Director: Marc Webb
MPAA Rating: PG-13
Film Pulse Score: 7.5/10
With Hollywood rebooting everything in sight, it surprised no one when Sony announced they’d be hitting the reset button on the Spider-Man franchise after Sam Raimi and Tobey Maguire said their goodbyes. When director Mark Webb (500 Days of Summer) and Andrew Garfield (The Social Network) were announced as the foundation of the reboot, however, eyebrows were raised and skepticism grew.
The first teaser trailers didn’t help, highlighting odd, first-person POV, Mirror’s Edge style camera-work. Nobody seemed to know what the filmmakers were trying to do.
The film’s finally arrived, caught in between The Avengers and the soon-to-be released The Dark Knight Rises and the question is…can it measure up?
The answer is yes…and no. As a story about Peter Parker, his struggle in dealing with his father issues and his relationship with Gwen Stacy (the always good Emma Stone), The Amazing Spider-Man is just that – amazing. When it switches to following Peter’s alternate life as the crime-fighting web-slinger, though, the film loses some steam.
To start with, Andrew Garfield is the best Peter Parker we’ve seen on screen. In Raimi’s trilogy, Tobey Maguire somehow played the part with too much camp while somehow also taking it too seriously. His Peter didn’t feel like a character, it felt like a caricature. In this film, Peter (and in turn, Spider-Man) is irreverent, rebellious and a bit of a wise-ass. He enjoys talking to the criminals as he’s beating them down and making random quips that only he can hear and enjoy. In short, this is the Peter from the comic books, and Garfield nails the portrayal.
Just as good is Stone, who plays Gwen as a beauty with brains who sometimes has much more trouble putting together a sentence than she does solving a complex equation.
The relationship between the two anchors the film, and it’s where Webb excels the most as director. He’s proven he can do romantic comedy, and instead of the relationship feeling like it was tacked on to attract a demographic, it’s actually the main thread that holds the rest of the film together.
That’s not to say the other relationships are not important. In fact, it was quite interesting to watch Peter interact with his Uncle (Martin Sheen) and Gwen’s father, Captain Stacy (Denis Leary). At various points in the film, both are stand-ins for Peter’s absent father, dispensing wisdom and butting heads with Peter’s teenage ego. The interactions in this film are the highlight.

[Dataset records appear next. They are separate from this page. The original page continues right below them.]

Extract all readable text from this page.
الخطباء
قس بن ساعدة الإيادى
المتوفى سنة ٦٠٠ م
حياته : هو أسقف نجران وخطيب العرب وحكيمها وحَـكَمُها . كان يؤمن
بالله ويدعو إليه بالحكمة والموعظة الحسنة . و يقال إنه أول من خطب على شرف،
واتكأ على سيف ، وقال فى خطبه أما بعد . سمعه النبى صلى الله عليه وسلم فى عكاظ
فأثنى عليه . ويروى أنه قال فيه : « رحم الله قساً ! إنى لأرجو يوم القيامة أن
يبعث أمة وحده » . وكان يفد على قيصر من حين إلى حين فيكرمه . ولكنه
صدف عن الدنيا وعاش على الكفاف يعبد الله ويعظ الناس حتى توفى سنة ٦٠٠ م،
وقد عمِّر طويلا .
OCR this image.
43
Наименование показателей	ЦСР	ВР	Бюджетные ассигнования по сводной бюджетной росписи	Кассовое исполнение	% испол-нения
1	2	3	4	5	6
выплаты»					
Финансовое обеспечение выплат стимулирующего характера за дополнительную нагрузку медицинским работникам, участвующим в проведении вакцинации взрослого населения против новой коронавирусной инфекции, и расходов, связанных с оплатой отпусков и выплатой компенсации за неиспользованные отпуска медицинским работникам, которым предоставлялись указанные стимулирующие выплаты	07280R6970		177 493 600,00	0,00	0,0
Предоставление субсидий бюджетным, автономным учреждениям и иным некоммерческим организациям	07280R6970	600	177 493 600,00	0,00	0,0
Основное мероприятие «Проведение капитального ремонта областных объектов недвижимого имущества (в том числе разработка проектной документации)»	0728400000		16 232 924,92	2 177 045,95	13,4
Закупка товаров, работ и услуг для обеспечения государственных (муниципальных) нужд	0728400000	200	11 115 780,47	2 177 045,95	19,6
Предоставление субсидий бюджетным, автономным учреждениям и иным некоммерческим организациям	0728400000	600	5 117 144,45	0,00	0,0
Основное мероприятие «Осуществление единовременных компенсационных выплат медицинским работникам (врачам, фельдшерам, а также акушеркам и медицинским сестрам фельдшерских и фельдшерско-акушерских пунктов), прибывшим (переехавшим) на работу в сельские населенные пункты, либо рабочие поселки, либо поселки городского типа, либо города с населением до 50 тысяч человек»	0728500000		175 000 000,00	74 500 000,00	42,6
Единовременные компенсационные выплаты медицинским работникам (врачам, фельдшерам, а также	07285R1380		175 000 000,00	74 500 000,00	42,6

Which is why it is so disappointing that the film seems to wilt a bit before our eyes when it switches to the requisite action. The set pieces aren’t bad, necessarily, but they do lack a bit of cohesion and at times play as unrelated vignettes rather than scenes from a contained work.
Part of the problem is the film’s villain (played gamely by Rhys Ifans), a bland CGI creation that somehow never feels like much of a threat and as such, deflates what should be intense action sequences.
The climax, in particular, is poorly realized. There is one particular contrivance that is so badly handled that it threatens to pull the viewer out of the film, but even then, the humanity of the characters and their relationship to each other salvages it to a point.
The Amazing Spider-Man is, overall, a better movie than a lot of people expected, and might actually be one of the few superhero movies that could find an audience in those moviegoers who usually don’t care for such fare. It’s shortcomings, however, prevent the film from being great.